Und wo manifestierte das sich gleich letztens?
‘Nach dem Kölner U-Bahn-Desaster zieht der Hoch-Tiefbau-Zirkus weiter nach Stuttgart.’
Und da gibts ja auch die Brücke nach Sizilien:
Schlappe 6Mia Euro.
(28. Mai 2008) https://www.n-tv.de/panorama/Milliarden-Bruecke-nach-Sizilien-article28400.html
…
“”Sizilianische Mafia steht schon bereit”
“Wie auch immer es jetzt kommt, die sizilianische Mafia steht schon bereit und die kalabrische ‘Ndrangheta auch”, so schrieb die römische Tageszeitung “La Repubblica”. Es gibt viel Arbeit, wie sie in Süditalien vor allem vom organisierten Verbrechen “koordiniert” wird – erst in den Steinbrüchen, dann die Erdbewegungen, Transporte oder das Mischen von Beton.”
Klingt echt nach Know-How.
——-
„Stuttgart ist seit Jahrzehnten eine Hochburg der Mafia“
War mir noch garnicht klar.
Die Schwaben: Das sind doch lauter Erbsenzähler und Häuslebauer!
Die Mafia und ihre Kompagneros haben offenbar eine andere ‘Bedarfsrechnung’ als der -ähem-gemeine- Bürger.
Vielleicht erzeugt das eine gewisse Wut bei den gemeinen Stuttgartern, ohne dass ihnen das so richtig bewusst ist, woher die kommt.
Oktober 6th, 2010 at 21:25
Die SPD mal beiseite gelassen, freu ich mich ganz besonders, dass die Stuttgarter dieser Tage ihre CDU mal so richtig kennen lernen.
“Bilder können auch machtvoll sein und vor allen Dingen auch eine manipulierende Wirkung entfalten. Wer das Bild dieses älteren Mannes gesehen hat, der mit blutenden Augen weggeführt wurde, anschliessend den selben Mann sieht, wie er sich offenbar absichtlich mit nackter Brust und ausgebreiteten Armen vor den Wasserwerfer stellt und nun liesst, er habe andere schützen wollen, der lernt eines – nämlich auf eine saubere Aufarbeitung der Ereignisse zu warten.
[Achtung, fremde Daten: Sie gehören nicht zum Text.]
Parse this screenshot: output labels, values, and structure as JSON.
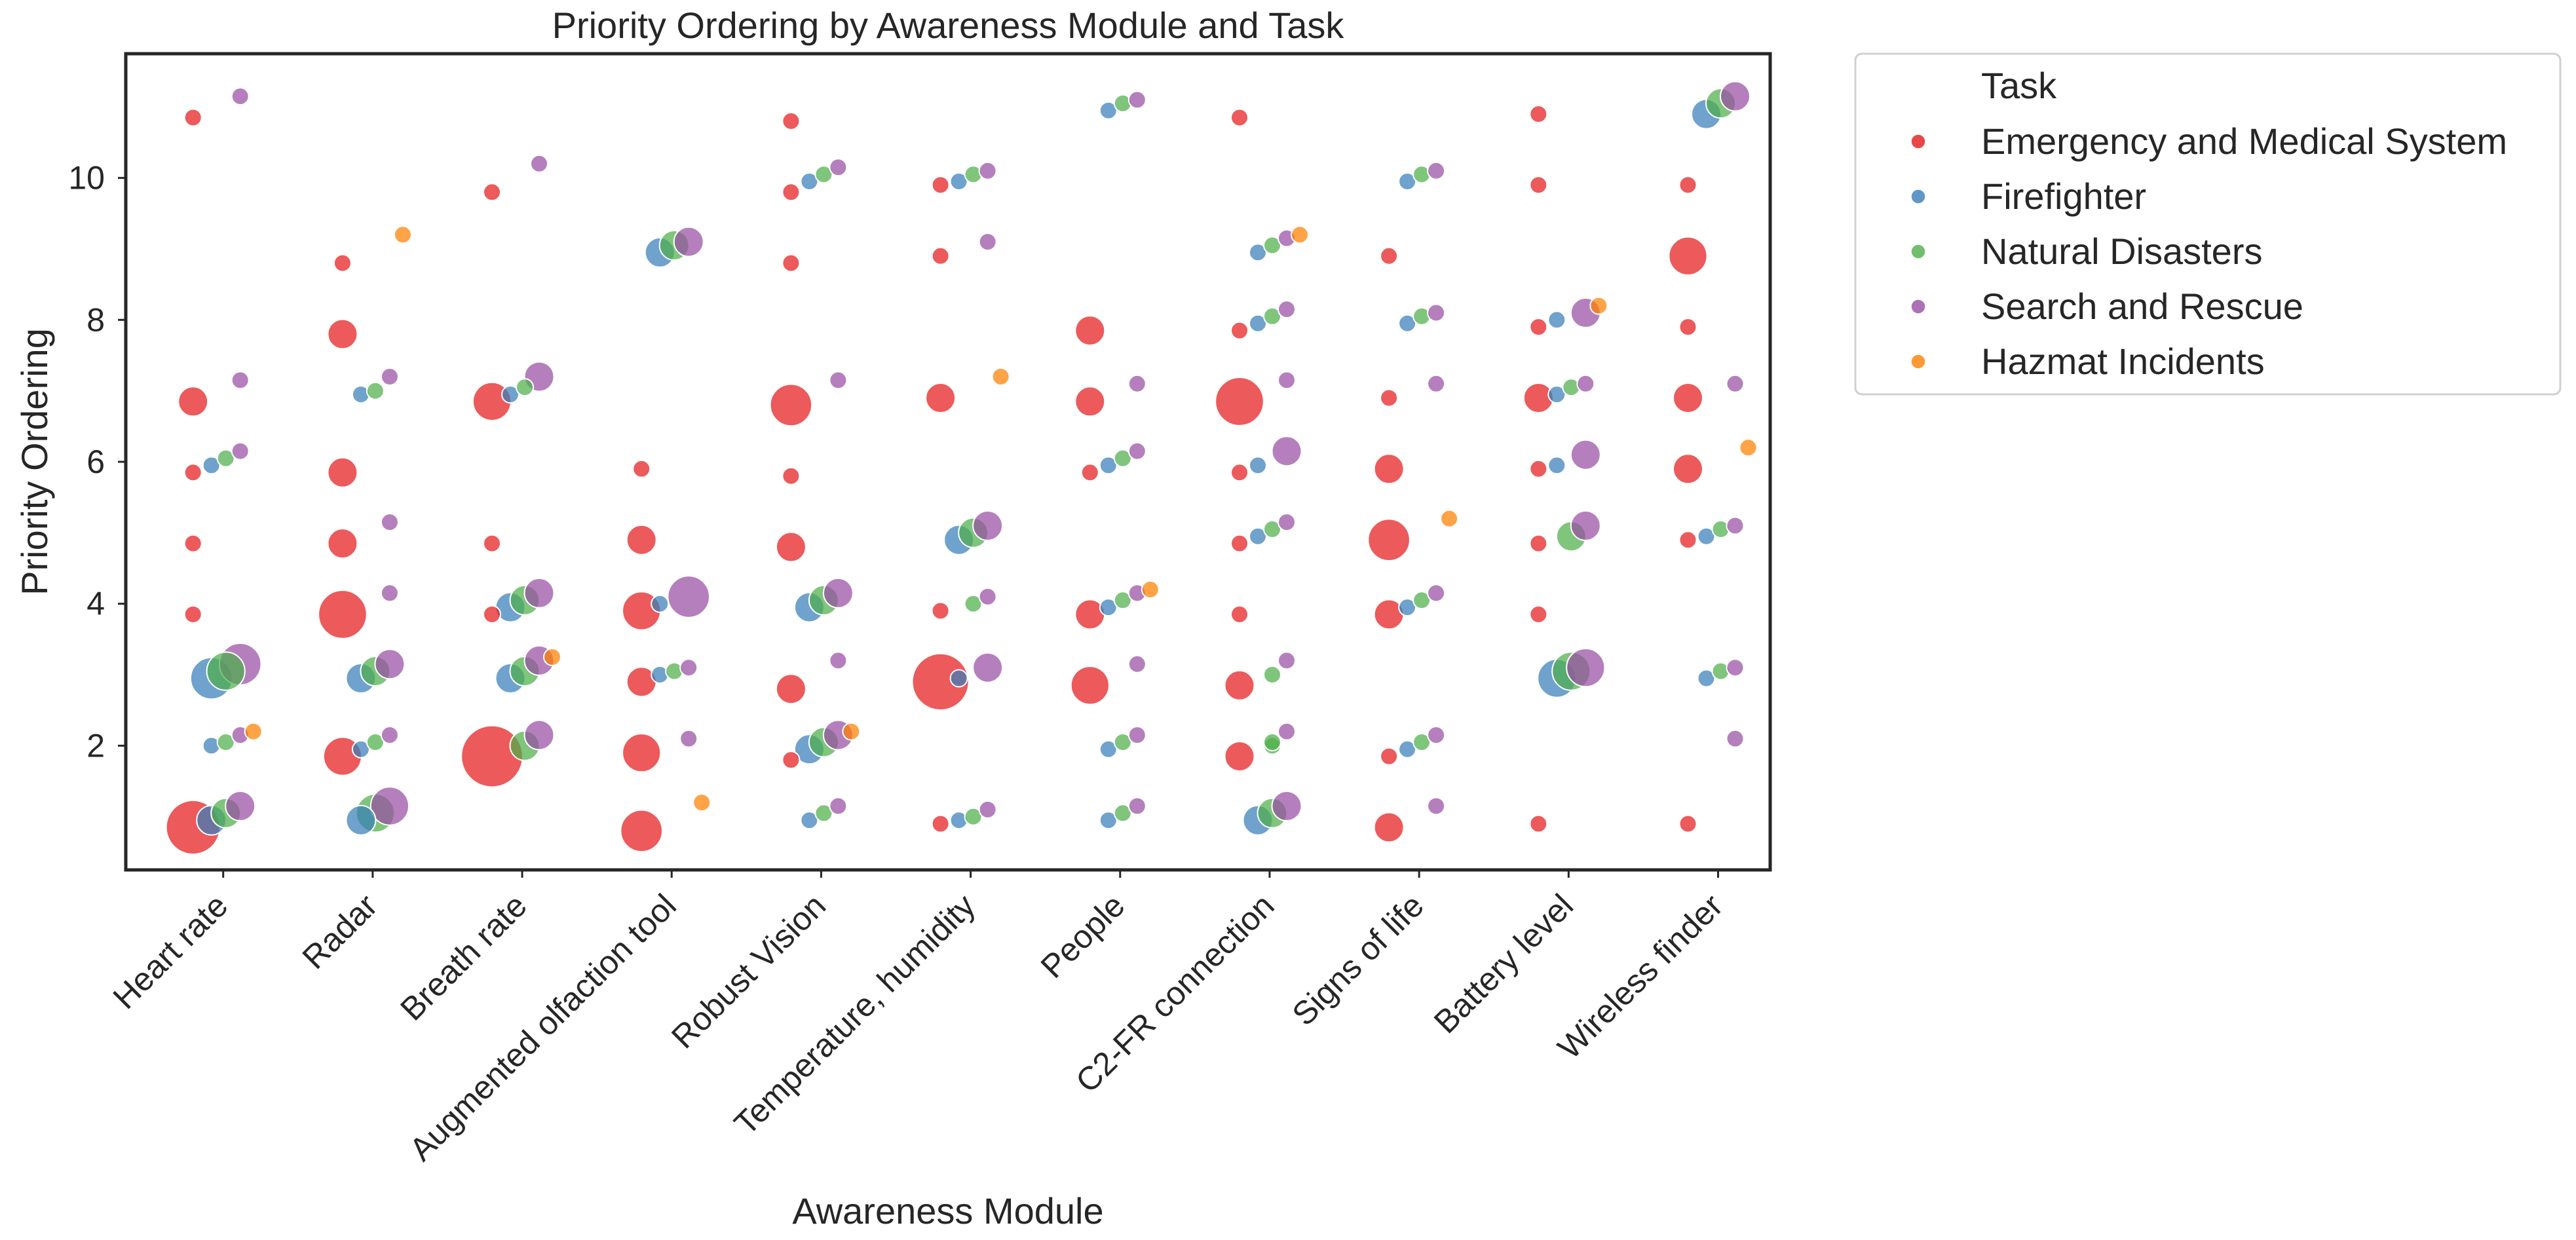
{
  "chart_data": {
    "type": "scatter",
    "title": "Priority Ordering by Awareness Module and Task",
    "xlabel": "Awareness Module",
    "ylabel": "Priority Ordering",
    "ylim": [
      0.25,
      11.75
    ],
    "yticks": [
      2,
      4,
      6,
      8,
      10
    ],
    "grid": false,
    "legend": {
      "title": "Task",
      "position": "outside-right"
    },
    "categories": [
      "Heart rate",
      "Radar",
      "Breath rate",
      "Augmented olfaction tool",
      "Robust Vision",
      "Temperature, humidity",
      "People",
      "C2-FR connection",
      "Signs of life",
      "Battery level",
      "Wireless finder"
    ],
    "series": [
      {
        "name": "Emergency and Medical System",
        "color": "#e41a1c"
      },
      {
        "name": "Firefighter",
        "color": "#377eb8"
      },
      {
        "name": "Natural Disasters",
        "color": "#4daf4a"
      },
      {
        "name": "Search and Rescue",
        "color": "#984ea3"
      },
      {
        "name": "Hazmat Incidents",
        "color": "#ff7f00"
      }
    ],
    "points_note": "each point: [category_index, series_index, priority_ordering, count]",
    "points": [
      [
        0,
        0,
        10.85,
        1
      ],
      [
        0,
        3,
        11.15,
        1
      ],
      [
        0,
        0,
        6.85,
        3
      ],
      [
        0,
        3,
        7.15,
        1
      ],
      [
        0,
        0,
        5.85,
        1
      ],
      [
        0,
        1,
        5.95,
        1
      ],
      [
        0,
        2,
        6.05,
        1
      ],
      [
        0,
        3,
        6.15,
        1
      ],
      [
        0,
        0,
        4.85,
        1
      ],
      [
        0,
        0,
        3.85,
        1
      ],
      [
        0,
        1,
        2.95,
        6
      ],
      [
        0,
        2,
        3.05,
        5
      ],
      [
        0,
        3,
        3.15,
        6
      ],
      [
        0,
        1,
        2.0,
        1
      ],
      [
        0,
        2,
        2.05,
        1
      ],
      [
        0,
        3,
        2.15,
        1
      ],
      [
        0,
        4,
        2.2,
        1
      ],
      [
        0,
        0,
        0.85,
        10
      ],
      [
        0,
        1,
        0.95,
        3
      ],
      [
        0,
        2,
        1.05,
        3
      ],
      [
        0,
        3,
        1.15,
        3
      ],
      [
        1,
        0,
        8.8,
        1
      ],
      [
        1,
        4,
        9.2,
        1
      ],
      [
        1,
        0,
        7.8,
        3
      ],
      [
        1,
        1,
        6.95,
        1
      ],
      [
        1,
        2,
        7.0,
        1
      ],
      [
        1,
        3,
        7.2,
        1
      ],
      [
        1,
        0,
        5.85,
        3
      ],
      [
        1,
        3,
        5.15,
        1
      ],
      [
        1,
        0,
        4.85,
        3
      ],
      [
        1,
        0,
        3.85,
        8
      ],
      [
        1,
        3,
        4.15,
        1
      ],
      [
        1,
        1,
        2.95,
        3
      ],
      [
        1,
        2,
        3.05,
        3
      ],
      [
        1,
        3,
        3.15,
        3
      ],
      [
        1,
        0,
        1.85,
        5
      ],
      [
        1,
        1,
        1.95,
        1
      ],
      [
        1,
        2,
        2.05,
        1
      ],
      [
        1,
        3,
        2.15,
        1
      ],
      [
        1,
        1,
        0.95,
        3
      ],
      [
        1,
        2,
        1.05,
        5
      ],
      [
        1,
        3,
        1.15,
        5
      ],
      [
        2,
        0,
        9.8,
        1
      ],
      [
        2,
        3,
        10.2,
        1
      ],
      [
        2,
        0,
        6.85,
        5
      ],
      [
        2,
        1,
        6.95,
        1
      ],
      [
        2,
        2,
        7.05,
        1
      ],
      [
        2,
        3,
        7.2,
        3
      ],
      [
        2,
        0,
        4.85,
        1
      ],
      [
        2,
        0,
        3.85,
        1
      ],
      [
        2,
        1,
        3.95,
        3
      ],
      [
        2,
        2,
        4.05,
        3
      ],
      [
        2,
        3,
        4.15,
        3
      ],
      [
        2,
        1,
        2.95,
        3
      ],
      [
        2,
        2,
        3.05,
        3
      ],
      [
        2,
        3,
        3.2,
        3
      ],
      [
        2,
        4,
        3.25,
        1
      ],
      [
        2,
        0,
        1.85,
        13
      ],
      [
        2,
        2,
        2.0,
        3
      ],
      [
        2,
        3,
        2.15,
        3
      ],
      [
        3,
        1,
        8.95,
        3
      ],
      [
        3,
        2,
        9.05,
        3
      ],
      [
        3,
        3,
        9.1,
        3
      ],
      [
        3,
        0,
        5.9,
        1
      ],
      [
        3,
        0,
        4.9,
        3
      ],
      [
        3,
        3,
        4.1,
        6
      ],
      [
        3,
        0,
        3.9,
        5
      ],
      [
        3,
        1,
        4.0,
        1
      ],
      [
        3,
        0,
        2.9,
        3
      ],
      [
        3,
        1,
        3.0,
        1
      ],
      [
        3,
        2,
        3.05,
        1
      ],
      [
        3,
        3,
        3.1,
        1
      ],
      [
        3,
        0,
        1.9,
        5
      ],
      [
        3,
        3,
        2.1,
        1
      ],
      [
        3,
        4,
        1.2,
        1
      ],
      [
        3,
        0,
        0.8,
        6
      ],
      [
        4,
        0,
        10.8,
        1
      ],
      [
        4,
        0,
        9.8,
        1
      ],
      [
        4,
        1,
        9.95,
        1
      ],
      [
        4,
        2,
        10.05,
        1
      ],
      [
        4,
        3,
        10.15,
        1
      ],
      [
        4,
        0,
        8.8,
        1
      ],
      [
        4,
        0,
        6.8,
        6
      ],
      [
        4,
        3,
        7.15,
        1
      ],
      [
        4,
        0,
        5.8,
        1
      ],
      [
        4,
        0,
        4.8,
        3
      ],
      [
        4,
        1,
        3.95,
        3
      ],
      [
        4,
        2,
        4.05,
        3
      ],
      [
        4,
        3,
        4.15,
        3
      ],
      [
        4,
        0,
        2.8,
        3
      ],
      [
        4,
        3,
        3.2,
        1
      ],
      [
        4,
        0,
        1.8,
        1
      ],
      [
        4,
        1,
        1.95,
        3
      ],
      [
        4,
        2,
        2.05,
        3
      ],
      [
        4,
        3,
        2.15,
        3
      ],
      [
        4,
        4,
        2.2,
        1
      ],
      [
        4,
        1,
        0.95,
        1
      ],
      [
        4,
        2,
        1.05,
        1
      ],
      [
        4,
        3,
        1.15,
        1
      ],
      [
        5,
        0,
        9.9,
        1
      ],
      [
        5,
        1,
        9.95,
        1
      ],
      [
        5,
        2,
        10.05,
        1
      ],
      [
        5,
        3,
        10.1,
        1
      ],
      [
        5,
        0,
        8.9,
        1
      ],
      [
        5,
        3,
        9.1,
        1
      ],
      [
        5,
        0,
        6.9,
        3
      ],
      [
        5,
        4,
        7.2,
        1
      ],
      [
        5,
        1,
        4.9,
        3
      ],
      [
        5,
        2,
        5.0,
        3
      ],
      [
        5,
        3,
        5.1,
        3
      ],
      [
        5,
        0,
        3.9,
        1
      ],
      [
        5,
        2,
        4.0,
        1
      ],
      [
        5,
        3,
        4.1,
        1
      ],
      [
        5,
        0,
        2.9,
        11
      ],
      [
        5,
        1,
        2.95,
        1
      ],
      [
        5,
        3,
        3.1,
        3
      ],
      [
        5,
        0,
        0.9,
        1
      ],
      [
        5,
        1,
        0.95,
        1
      ],
      [
        5,
        2,
        1.0,
        1
      ],
      [
        5,
        3,
        1.1,
        1
      ],
      [
        6,
        1,
        10.95,
        1
      ],
      [
        6,
        2,
        11.05,
        1
      ],
      [
        6,
        3,
        11.1,
        1
      ],
      [
        6,
        0,
        7.85,
        3
      ],
      [
        6,
        0,
        6.85,
        3
      ],
      [
        6,
        3,
        7.1,
        1
      ],
      [
        6,
        0,
        5.85,
        1
      ],
      [
        6,
        1,
        5.95,
        1
      ],
      [
        6,
        2,
        6.05,
        1
      ],
      [
        6,
        3,
        6.15,
        1
      ],
      [
        6,
        0,
        3.85,
        3
      ],
      [
        6,
        1,
        3.95,
        1
      ],
      [
        6,
        2,
        4.05,
        1
      ],
      [
        6,
        3,
        4.15,
        1
      ],
      [
        6,
        4,
        4.2,
        1
      ],
      [
        6,
        0,
        2.85,
        5
      ],
      [
        6,
        3,
        3.15,
        1
      ],
      [
        6,
        1,
        1.95,
        1
      ],
      [
        6,
        2,
        2.05,
        1
      ],
      [
        6,
        3,
        2.15,
        1
      ],
      [
        6,
        1,
        0.95,
        1
      ],
      [
        6,
        2,
        1.05,
        1
      ],
      [
        6,
        3,
        1.15,
        1
      ],
      [
        7,
        0,
        10.85,
        1
      ],
      [
        7,
        1,
        8.95,
        1
      ],
      [
        7,
        2,
        9.05,
        1
      ],
      [
        7,
        3,
        9.15,
        1
      ],
      [
        7,
        4,
        9.2,
        1
      ],
      [
        7,
        0,
        7.85,
        1
      ],
      [
        7,
        1,
        7.95,
        1
      ],
      [
        7,
        2,
        8.05,
        1
      ],
      [
        7,
        3,
        8.15,
        1
      ],
      [
        7,
        0,
        6.85,
        8
      ],
      [
        7,
        3,
        7.15,
        1
      ],
      [
        7,
        0,
        5.85,
        1
      ],
      [
        7,
        1,
        5.95,
        1
      ],
      [
        7,
        3,
        6.15,
        3
      ],
      [
        7,
        0,
        4.85,
        1
      ],
      [
        7,
        1,
        4.95,
        1
      ],
      [
        7,
        2,
        5.05,
        1
      ],
      [
        7,
        3,
        5.15,
        1
      ],
      [
        7,
        0,
        3.85,
        1
      ],
      [
        7,
        0,
        2.85,
        3
      ],
      [
        7,
        2,
        3.0,
        1
      ],
      [
        7,
        3,
        3.2,
        1
      ],
      [
        7,
        0,
        1.85,
        3
      ],
      [
        7,
        2,
        2.0,
        1
      ],
      [
        7,
        2,
        2.05,
        1
      ],
      [
        7,
        3,
        2.2,
        1
      ],
      [
        7,
        1,
        0.95,
        3
      ],
      [
        7,
        2,
        1.05,
        3
      ],
      [
        7,
        3,
        1.15,
        3
      ],
      [
        8,
        1,
        9.95,
        1
      ],
      [
        8,
        2,
        10.05,
        1
      ],
      [
        8,
        3,
        10.1,
        1
      ],
      [
        8,
        0,
        8.9,
        1
      ],
      [
        8,
        1,
        7.95,
        1
      ],
      [
        8,
        2,
        8.05,
        1
      ],
      [
        8,
        3,
        8.1,
        1
      ],
      [
        8,
        0,
        6.9,
        1
      ],
      [
        8,
        3,
        7.1,
        1
      ],
      [
        8,
        0,
        5.9,
        3
      ],
      [
        8,
        4,
        5.2,
        1
      ],
      [
        8,
        0,
        4.9,
        6
      ],
      [
        8,
        0,
        3.85,
        3
      ],
      [
        8,
        1,
        3.95,
        1
      ],
      [
        8,
        2,
        4.05,
        1
      ],
      [
        8,
        3,
        4.15,
        1
      ],
      [
        8,
        0,
        1.85,
        1
      ],
      [
        8,
        1,
        1.95,
        1
      ],
      [
        8,
        2,
        2.05,
        1
      ],
      [
        8,
        3,
        2.15,
        1
      ],
      [
        8,
        3,
        1.15,
        1
      ],
      [
        8,
        0,
        0.85,
        3
      ],
      [
        9,
        0,
        10.9,
        1
      ],
      [
        9,
        0,
        9.9,
        1
      ],
      [
        9,
        0,
        7.9,
        1
      ],
      [
        9,
        1,
        8.0,
        1
      ],
      [
        9,
        3,
        8.1,
        3
      ],
      [
        9,
        4,
        8.2,
        1
      ],
      [
        9,
        0,
        6.9,
        3
      ],
      [
        9,
        1,
        6.95,
        1
      ],
      [
        9,
        2,
        7.05,
        1
      ],
      [
        9,
        3,
        7.1,
        1
      ],
      [
        9,
        0,
        5.9,
        1
      ],
      [
        9,
        1,
        5.95,
        1
      ],
      [
        9,
        3,
        6.1,
        3
      ],
      [
        9,
        0,
        4.85,
        1
      ],
      [
        9,
        2,
        4.95,
        3
      ],
      [
        9,
        3,
        5.1,
        3
      ],
      [
        9,
        0,
        3.85,
        1
      ],
      [
        9,
        1,
        2.95,
        5
      ],
      [
        9,
        2,
        3.05,
        5
      ],
      [
        9,
        3,
        3.1,
        5
      ],
      [
        9,
        0,
        0.9,
        1
      ],
      [
        10,
        1,
        10.9,
        3
      ],
      [
        10,
        2,
        11.05,
        3
      ],
      [
        10,
        3,
        11.15,
        3
      ],
      [
        10,
        0,
        9.9,
        1
      ],
      [
        10,
        0,
        8.9,
        5
      ],
      [
        10,
        0,
        7.9,
        1
      ],
      [
        10,
        0,
        6.9,
        3
      ],
      [
        10,
        3,
        7.1,
        1
      ],
      [
        10,
        0,
        5.9,
        3
      ],
      [
        10,
        4,
        6.2,
        1
      ],
      [
        10,
        0,
        4.9,
        1
      ],
      [
        10,
        1,
        4.95,
        1
      ],
      [
        10,
        2,
        5.05,
        1
      ],
      [
        10,
        3,
        5.1,
        1
      ],
      [
        10,
        1,
        2.95,
        1
      ],
      [
        10,
        2,
        3.05,
        1
      ],
      [
        10,
        3,
        3.1,
        1
      ],
      [
        10,
        3,
        2.1,
        1
      ],
      [
        10,
        0,
        0.9,
        1
      ]
    ]
  }
}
Ärger, Wut und vor allem Hass machen blind und sind schlechte Ratgeber. Ich habe Vertrauen in unseren Rechtsstaat.”
Zitat Karin Maag, CDU Abgeordnete bezügl des Mannes, der gerade operiert wurde und um sein Augenlicht bangen muss
https://stuttgart21.blog.de/2010/10/06/cdu-abgeordnete-karin-maag-verhoehnt-erblindeten-9539955/
Oktober 6th, 2010 at 22:03
@geheimrätin #9
ich würde mir wünschen, dass sich das nicht nur auf Bilder reduziert, sondern das ALLGEMEINE sichtbar wird!
Du erdest zwar aus guten Gründen die falsche Abstraktion der Frau Maag, ABER:
So sehr ich die weibliche Logik schätze — manchmal läuft sie in die Irre.
Die Frage, ob das Perfidie oder schiere Dummheit ist, die die Gutste da äussert, lasse ich mal offen.
Sorry. (Die Schläge dafür wirst Du mir gleich verpassen!)
————
Deshalb das: (habe ich vorher geschrieben, und zielt auf etwas anderes, aber passt schon–das Muster dürfte doch mittlerweile klar sein:.)
————
Ob Pharmalobby, Energiekonzerne, Bau-Industrie, Finanz-’Industrie’, Mediziner, Hoteliers…:
JEDER bekommt seinen ‘fairen share’ am Leichnam ‘Gesellschaft’, den sie kannibalisieren und bis auf die Knochen abnagen.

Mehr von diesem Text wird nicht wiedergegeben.